Introduction
Working day in and day out wrangling data sets, engineering interesting features and testing and training heaps and heaps of models can leave you feeling a bit disconnected from real-world systems. Well, it can for me at any rate. Recently I've spent time with some software engineers who've helped me understand how ML models can be deployed in the cloud by leveraging serverless architectures, at little or no cost. As a result, models or ensembles of models can fit into larger systems via simple API calls.

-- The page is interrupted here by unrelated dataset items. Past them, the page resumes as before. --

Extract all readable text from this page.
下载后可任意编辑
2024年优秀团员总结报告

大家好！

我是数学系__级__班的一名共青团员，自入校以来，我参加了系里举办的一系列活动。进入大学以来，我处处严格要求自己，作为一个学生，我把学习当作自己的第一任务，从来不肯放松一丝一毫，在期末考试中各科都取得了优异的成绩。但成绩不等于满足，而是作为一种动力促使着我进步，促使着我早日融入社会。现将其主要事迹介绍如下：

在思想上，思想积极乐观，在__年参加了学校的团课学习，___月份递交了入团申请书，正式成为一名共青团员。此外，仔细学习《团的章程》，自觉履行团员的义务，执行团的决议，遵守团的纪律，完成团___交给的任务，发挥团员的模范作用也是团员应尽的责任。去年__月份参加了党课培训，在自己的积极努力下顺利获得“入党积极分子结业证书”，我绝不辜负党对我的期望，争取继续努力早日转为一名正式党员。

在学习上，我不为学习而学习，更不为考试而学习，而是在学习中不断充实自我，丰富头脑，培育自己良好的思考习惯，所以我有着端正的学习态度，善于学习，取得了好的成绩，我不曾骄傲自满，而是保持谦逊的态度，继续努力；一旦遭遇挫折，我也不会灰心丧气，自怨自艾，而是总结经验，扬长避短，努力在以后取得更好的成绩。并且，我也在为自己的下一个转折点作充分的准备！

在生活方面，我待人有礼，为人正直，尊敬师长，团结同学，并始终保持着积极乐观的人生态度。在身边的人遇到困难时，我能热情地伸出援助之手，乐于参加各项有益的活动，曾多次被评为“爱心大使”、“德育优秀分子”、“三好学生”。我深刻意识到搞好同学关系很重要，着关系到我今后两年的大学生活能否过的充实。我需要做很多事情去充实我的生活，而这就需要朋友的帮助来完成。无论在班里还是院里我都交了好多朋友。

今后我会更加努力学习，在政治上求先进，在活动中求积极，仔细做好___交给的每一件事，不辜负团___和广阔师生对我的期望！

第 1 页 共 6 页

Using AWS Lambdas, we don't need to keep costly EC2 instances up and running 24/7. Lambdas spin up really fast as required. (Google Cloud have a similar offering called Cloud Functions but here I'll be focusing on the AWS offering.) In the background of course they are all running on EC2 servers but Lambdas are so abstracted away from them that you don't need to bother about the EC2s. There are many good reasons to think go serverless but I don't want to run an advert. You can read more here
A Lambda is essentially a small fast container preconfigured with one of a number of different runtimes. These include:
- several Node.js variants
- Go 1.x
- Various Python releases
- And numerous others
As a data scientist I work principally with Python these days and in this tutorial I'll walk you through deploying a simple ML model in an AWS Lambda. There is an accompanying github repo here which includes all the code you'll need along with the model, data and training data.
The Model
This is not an exercise in training a great model. As a use case I used historical weather data for Cape Town to train a model to predict the likelihood of rain tomorrow based on Cape Town's history. You can feed it any city in the world, and it will predict whether it will rain there tomorrow based on Cape Town's history. That's ok, it's not really the point.
The Point
If you are unfamiliar with Lambdas or disillusioned with the costs of housing your Docker Containers on EC2 instances, hopefully this will give you an idea of how cheap and easy it can be to think about larger more complex systems of models and code. With luck your creative juices will be stimulated.
Requirements
This looks a little tedious but is worth figuring out. Much of it you will only need to do once. I'll gloss over some things here like AWS execution roles and key management. Additionally the tutorial will use both the AWS web console and the CLI. If you're unfamiliar with the CLI, hopefully this will be an easy introduction to it.
Python 3.6
We will use the Python 3.6 Lambda runtime environment as this runtime comes with a preconfigured layer containing scipy/numpy. Because these packages have OS dependencies not present in the Lambda environment by default, this layer is critical for us to use any of the low level math functions such as those in SKLearn. I see that the Python 3.7 runtime also has a scipy/numpy layer now!
Docker
In order to build layers we need to install Python packages locally in an environment that matches the Lambda's remote environment. Solution: Docker how to install
If you're in Ubuntu, this should get you going:
sudo apt-get remove docker docker-engine docker.io
sudo apt install docker.io
sudo systemctl start docker
sudo systemctl enable docker
Github repo
A github repo is available for this tutorial. Directory structure is important and I'll assume youre running commands from the project root.
- project root/
├-layers/
| ├-02_dependencies/
| | └-requirements.txt
| |-03_rain_model/
| | ├-models/
| | | └-rf_rain.pkl
| | └-keys.csv.template
| ├-zips/
| └-model_training/
├-readme.md
└-rain_forecast.py
Darksky
You'll need a free account here in order to query weather data.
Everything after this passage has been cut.